Some of the overlapping logos produced at the foundry included these:

1865-1883 Selden & Griswold
1865-1909 ERIE or "ERIE"
1874-1905 Spider and Web
1884-1912 GRISWOLD'S ERIE
1884-1909 Diamond (with ERIE inside the diamond)
1897-1920 Griswold Manufacturing Company (italic lettering, large cross logo)
1919-1940 Griswold Manufacturing Company (block lettering, large cross logo)
1937-1957 Griswold (block lettering, small cross logo)

rusnak 02-12-2012 05:01 PM

I think both cast iron and aluminm non-stick have their place. The right tool for the right job. I don't think aluminum pans contribute to Alzheimer's either.

rusnak 02-12-2012 05:02 PM

I think both cast iron pans and aluminum non-stick pans are great. I like my aluminum pans a lot.

(just kidding. subtle humor)

tabs 02-12-2012 05:22 PM

My 12 inch Griswald never leaves the stove top...just wipe it clean an she is ready to use again what makes them great is the heat retention of the cast iron

Cast Iron is Sand Cast, the older ones had the time spent on them to make the interiors smooth.

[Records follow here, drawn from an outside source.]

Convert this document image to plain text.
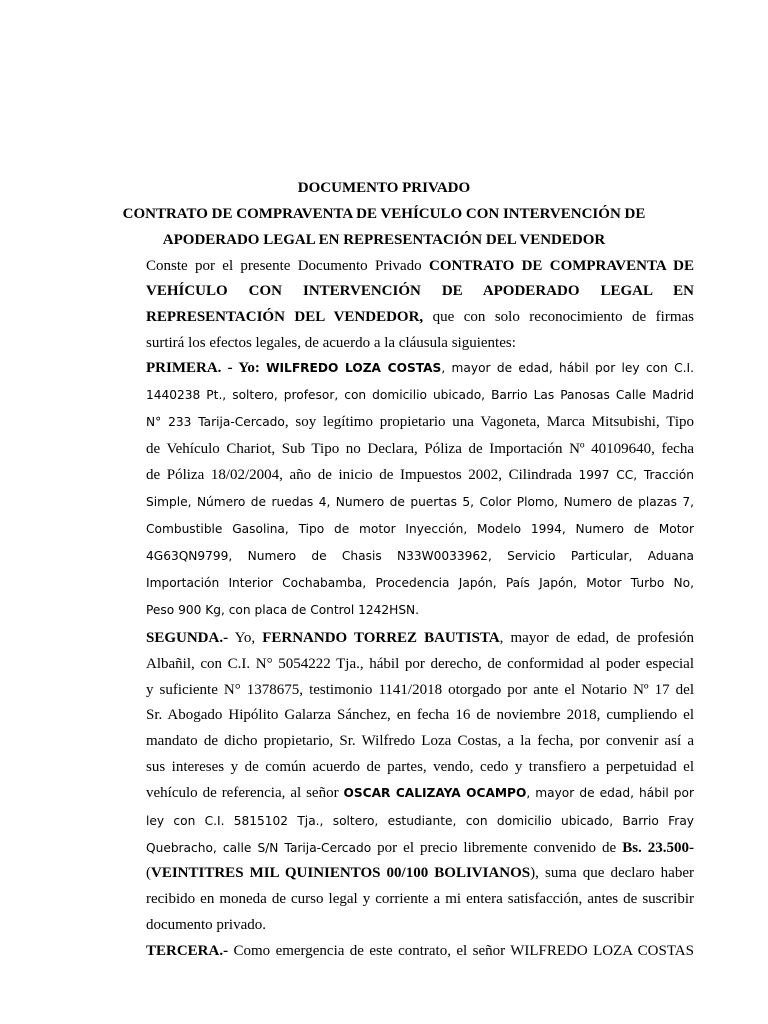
DOCUMENTO PRIVADO
CONTRATO DE COMPRAVENTA DE VEHÍCULO CON INTERVENCIÓN DE
APODERADO LEGAL EN REPRESENTACIÓN DEL VENDEDOR
Conste por el presente Documento Privado CONTRATO DE COMPRAVENTA DE
VEHÍCULO CON INTERVENCIÓN DE APODERADO LEGAL EN
REPRESENTACIÓN DEL VENDEDOR, que con solo reconocimiento de firmas
surtirá los efectos legales, de acuerdo a la cláusula siguientes:
PRIMERA. - Yo: WILFREDO LOZA COSTAS, mayor de edad, hábil por ley con C.I.
1440238 Pt., soltero, profesor, con domicilio ubicado, Barrio Las Panosas Calle Madrid
N° 233 Tarija-Cercado, soy legítimo propietario una Vagoneta, Marca Mitsubishi, Tipo
de Vehículo Chariot, Sub Tipo no Declara, Póliza de Importación Nº 40109640, fecha
de Póliza 18/02/2004, año de inicio de Impuestos 2002, Cilindrada 1997 CC, Tracción
Simple, Número de ruedas 4, Numero de puertas 5, Color Plomo, Numero de plazas 7,
Combustible Gasolina, Tipo de motor Inyección, Modelo 1994, Numero de Motor
4G63QN9799, Numero de Chasis N33W0033962, Servicio Particular, Aduana
Importación Interior Cochabamba, Procedencia Japón, País Japón, Motor Turbo No,
Peso 900 Kg, con placa de Control 1242HSN.
SEGUNDA.- Yo, FERNANDO TORREZ BAUTISTA, mayor de edad, de profesión
Albañil, con C.I. N° 5054222 Tja., hábil por derecho, de conformidad al poder especial
y suficiente N° 1378675, testimonio 1141/2018 otorgado por ante el Notario Nº 17 del
Sr. Abogado Hipólito Galarza Sánchez, en fecha 16 de noviembre 2018, cumpliendo el
mandato de dicho propietario, Sr. Wilfredo Loza Costas, a la fecha, por convenir así a
sus intereses y de común acuerdo de partes, vendo, cedo y transfiero a perpetuidad el
vehículo de referencia, al señor OSCAR CALIZAYA OCAMPO, mayor de edad, hábil por
ley con C.I. 5815102 Tja., soltero, estudiante, con domicilio ubicado, Barrio Fray
Quebracho, calle S/N Tarija-Cercado por el precio libremente convenido de Bs. 23.500-
(VEINTITRES MIL QUINIENTOS 00/100 BOLIVIANOS), suma que declaro haber
recibido en moneda de curso legal y corriente a mi entera satisfacción, antes de suscribir
documento privado.
TERCERA.- Como emergencia de este contrato, el señor WILFREDO LOZA COSTAS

The newer stuff is left alone.

vash 02-12-2012 05:34 PM

tabs..

the seller of my pans knew alot about the pans themselves. he did not know how they make them so smooth. he has some original pans that showed some machining that looks like they polished them. i dunno.

a 12 inch griswold like you have is great..he didnt have any that large. he did have a #15.

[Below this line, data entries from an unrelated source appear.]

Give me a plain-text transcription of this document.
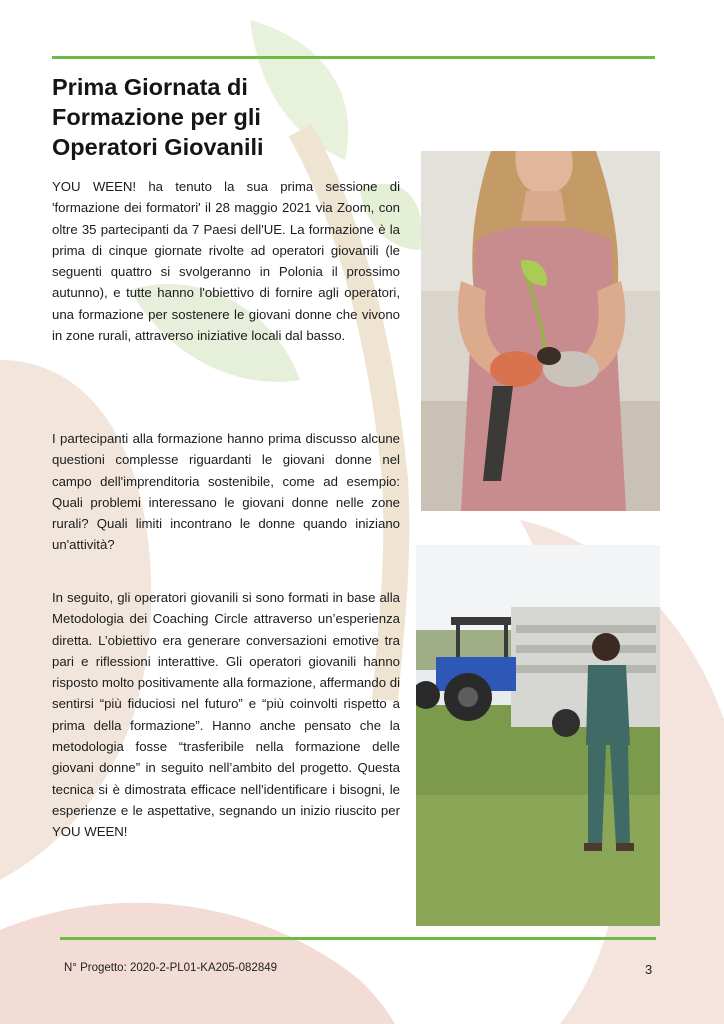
Prima Giornata di
Formazione per gli
Operatori Giovanili

YOU WEEN! ha tenuto la sua prima sessione di 'formazione dei formatori' il 28 maggio 2021 via Zoom, con oltre 35 partecipanti da 7 Paesi dell'UE. La formazione è la prima di cinque giornate rivolte ad operatori giovanili (le seguenti quattro si svolgeranno in Polonia il prossimo autunno), e tutte hanno l'obiettivo di fornire agli operatori, una formazione per sostenere le giovani donne che vivono in zone rurali, attraverso iniziative locali dal basso.

I partecipanti alla formazione hanno prima discusso alcune questioni complesse riguardanti le giovani donne nel campo dell'imprenditoria sostenibile, come ad esempio: Quali problemi interessano le giovani donne nelle zone rurali? Quali limiti incontrano le donne quando iniziano un'attività?

In seguito, gli operatori giovanili si sono formati in base alla Metodologia dei Coaching Circle attraverso un’esperienza diretta. L’obiettivo era generare conversazioni emotive tra pari e riflessioni interattive. Gli operatori giovanili hanno risposto molto positivamente alla formazione, affermando di sentirsi “più fiduciosi nel futuro” e “più coinvolti rispetto a prima della formazione”. Hanno anche pensato che la metodologia fosse “trasferibile nella formazione delle giovani donne” in seguito nell’ambito del progetto. Questa tecnica si è dimostrata efficace nell'identificare i bisogni, le esperienze e le aspettative, segnando un inizio riuscito per YOU WEEN!

N° Progetto: 2020-2-PL01-KA205-082849	3
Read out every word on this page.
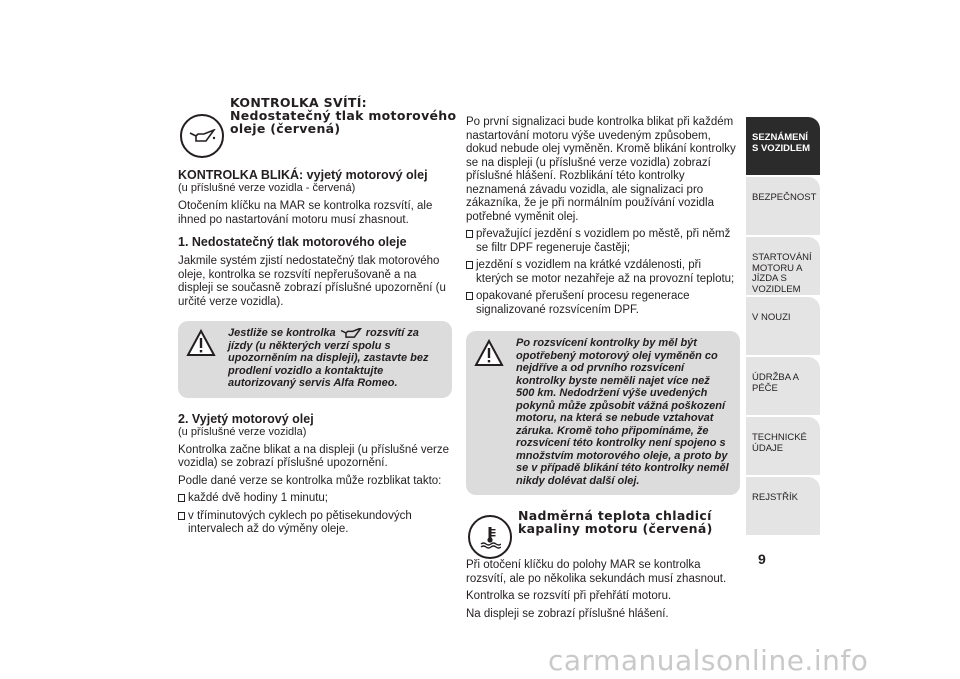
KONTROLKA SVÍTÍ: Nedostatečný tlak motorového oleje (červená)

KONTROLKA BLIKÁ: vyjetý motorový olej

(u příslušné verze vozidla - červená)

Otočením klíčku na MAR se kontrolka rozsvítí, ale ihned po nastartování motoru musí zhasnout.

1. Nedostatečný tlak motorového oleje

Jakmile systém zjistí nedostatečný tlak motorového oleje, kontrolka se rozsvítí nepřerušovaně a na displeji se současně zobrazí příslušné upozornění (u určité verze vozidla).

Jestliže se kontrolka	rozsvítí za jízdy (u některých verzí spolu s upozorněním na displeji), zastavte bez prodlení vozidlo a kontaktujte autorizovaný servis Alfa Romeo.

2. Vyjetý motorový olej

(u příslušné verze vozidla)

Kontrolka začne blikat a na displeji (u příslušné verze vozidla) se zobrazí příslušné upozornění.

Podle dané verze se kontrolka může rozblikat takto:

každé dvě hodiny 1 minutu;
v tříminutových cyklech po pětisekundových intervalech až do výměny oleje.

Po první signalizaci bude kontrolka blikat při každém nastartování motoru výše uvedeným způsobem, dokud nebude olej vyměněn. Kromě blikání kontrolky se na displeji (u příslušné verze vozidla) zobrazí příslušné hlášení. Rozblikání této kontrolky neznamená závadu vozidla, ale signalizaci pro zákazníka, že je při normálním používání vozidla potřebné vyměnit olej.

převažující jezdění s vozidlem po městě, při němž se filtr DPF regeneruje častěji;
jezdění s vozidlem na krátké vzdálenosti, při kterých se motor nezahřeje až na provozní teplotu;
opakované přerušení procesu regenerace signalizované rozsvícením DPF.
Po rozsvícení kontrolky by měl být opotřebený motorový olej vyměněn co nejdříve a od prvního rozsvícení kontrolky byste neměli najet více než 500 km. Nedodržení výše uvedených pokynů může způsobit vážná poškození motoru, na která se nebude vztahovat záruka. Kromě toho připomínáme, že rozsvícení této kontrolky není spojeno s množstvím motorového oleje, a proto by se v případě blikání této kontrolky neměl nikdy dolévat další olej.
Nadměrná teplota chladicí kapaliny motoru (červená)

Při otočení klíčku do polohy MAR se kontrolka rozsvítí, ale po několika sekundách musí zhasnout.

Kontrolka se rozsvítí při přehřátí motoru.

Na displeji se zobrazí příslušné hlášení.

SEZNÁMENÍ S VOZIDLEM
BEZPEČNOST
STARTOVÁNÍ MOTORU A JÍZDA S VOZIDLEM
V NOUZI
ÚDRŽBA A PÉČE
TECHNICKÉ ÚDAJE
REJSTŘÍK
9
carmanualsonline.info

i am going to give my Lodge to my BIL. he just bought a condo.

azasadny 02-12-2012 05:39 PM

This thread proves it... you guys (and gals) know about EVERYTHING!!!

tabs 02-12-2012 08:29 PM

Quote:

Originally Posted by vash (Post 6554658)
tabs..

the seller of my pans knew alot about the pans themselves. he did not know how they make them so smooth. he has some original pans that showed some machining that looks like they polished them. i dunno.

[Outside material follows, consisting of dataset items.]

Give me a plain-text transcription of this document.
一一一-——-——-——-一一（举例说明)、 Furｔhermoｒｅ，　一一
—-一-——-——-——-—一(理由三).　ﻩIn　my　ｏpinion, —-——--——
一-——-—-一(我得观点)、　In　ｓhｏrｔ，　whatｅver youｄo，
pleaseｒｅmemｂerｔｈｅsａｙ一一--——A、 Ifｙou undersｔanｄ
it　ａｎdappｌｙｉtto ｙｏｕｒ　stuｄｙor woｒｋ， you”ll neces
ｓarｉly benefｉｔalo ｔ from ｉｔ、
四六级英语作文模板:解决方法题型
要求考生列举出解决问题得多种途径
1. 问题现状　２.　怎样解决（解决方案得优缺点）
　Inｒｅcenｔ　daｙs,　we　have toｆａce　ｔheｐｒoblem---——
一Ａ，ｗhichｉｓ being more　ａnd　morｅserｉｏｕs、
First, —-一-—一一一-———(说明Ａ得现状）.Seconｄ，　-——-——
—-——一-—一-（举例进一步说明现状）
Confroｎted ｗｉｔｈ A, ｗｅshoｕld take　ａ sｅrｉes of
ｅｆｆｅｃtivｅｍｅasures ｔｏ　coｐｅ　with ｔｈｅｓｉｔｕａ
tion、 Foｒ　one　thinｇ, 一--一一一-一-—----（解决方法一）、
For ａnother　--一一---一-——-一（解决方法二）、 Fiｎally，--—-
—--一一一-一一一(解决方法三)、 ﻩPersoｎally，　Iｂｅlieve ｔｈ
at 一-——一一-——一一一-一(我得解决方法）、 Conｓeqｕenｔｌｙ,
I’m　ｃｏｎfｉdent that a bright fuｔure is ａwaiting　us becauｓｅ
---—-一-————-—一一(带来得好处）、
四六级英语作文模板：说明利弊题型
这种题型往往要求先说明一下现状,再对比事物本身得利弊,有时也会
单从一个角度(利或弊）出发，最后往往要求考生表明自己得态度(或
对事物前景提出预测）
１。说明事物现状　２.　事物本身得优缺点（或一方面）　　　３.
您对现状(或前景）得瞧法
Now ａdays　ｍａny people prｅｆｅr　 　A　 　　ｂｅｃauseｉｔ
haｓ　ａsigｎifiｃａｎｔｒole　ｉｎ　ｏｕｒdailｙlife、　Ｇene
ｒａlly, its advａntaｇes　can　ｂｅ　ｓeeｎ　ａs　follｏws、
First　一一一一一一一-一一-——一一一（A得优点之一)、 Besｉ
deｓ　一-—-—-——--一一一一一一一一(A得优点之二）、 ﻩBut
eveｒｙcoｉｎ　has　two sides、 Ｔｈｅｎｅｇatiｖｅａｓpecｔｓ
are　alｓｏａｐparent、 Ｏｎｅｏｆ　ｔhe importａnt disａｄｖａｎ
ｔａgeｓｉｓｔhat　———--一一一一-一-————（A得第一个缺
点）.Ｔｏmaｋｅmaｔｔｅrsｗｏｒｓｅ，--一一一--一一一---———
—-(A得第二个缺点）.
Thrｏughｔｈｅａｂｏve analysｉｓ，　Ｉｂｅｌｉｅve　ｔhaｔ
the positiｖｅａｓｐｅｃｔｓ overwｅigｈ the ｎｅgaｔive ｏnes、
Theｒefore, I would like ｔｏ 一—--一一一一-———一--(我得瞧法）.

a 12 inch griswold like you have is great..he didnt have any that large. he did have a #15.

i am going to give my Lodge to my BIL. he just bought a condo.

They did machine and polish the old ones....to make them smooth...

The #15 is a 15 inch model.. around $120 to $175 last time I looked which was several years back

The #13 is the hard one to find and is expensive at apx $1200.00 It is COLLECTABLE...

rusnak 02-12-2012 08:58 PM

Are you serious? That's crazy!

vash 02-13-2012 07:12 AM

Quote:

Originally Posted by rusnak (Post 6555011)
Are you serious? That's crazy!

the old man had what he called "the largest dutch over made". i admit, it was huge. you could wash a small child in it. it was a griswold that hit all the high marks. large logo, with Griswold font in this backward italic lettering. never used. he said it was worth thousands.

i asked him if he ever cooked with it.the look of horror on his face told me "no".

i would make coc au van with it in a millesecond. you could make gallons!

i like owning a piece of american history. i'll turn mine black and sooty from use.

vash 11-27-2012 10:00 AM

update..i am done getting my two (new to me) pans perfectly seasoned.

i started with flax seed oil. it practically put a varnish-like finish on them. it was partially successful, because the coating was thick, and would flake off in spots leaving ridges in my pans. i experimented and put one in the dish washer..the flax seed coating didnt come off!! inside or out. so i put another coat on and simply used the pans. they did it all. i found a small rack that fit and used one as a roaster..all my pan frying. bacon..tons of bacon.

you know what? i broke the rules..i washed them occasionally. no soap, just hot water and a green scrubber thing. then heated it on the stove top to dry, wiped on a coating of canola oil and put it away.

they are now slick as snot. as slick as my teflon stuff. i cant flip an egg..but that egg doesnt stick. what an investment. i love them.

i wish i had a bigger one like Tabs.

http://forums.pelicanparts.com/uploa...1354042753.jpg

vash 11-27-2012 10:00 AM

i dont miss my LODGE pans. you east coast guys..hit the garage sales. you own most of the antique stuff over there.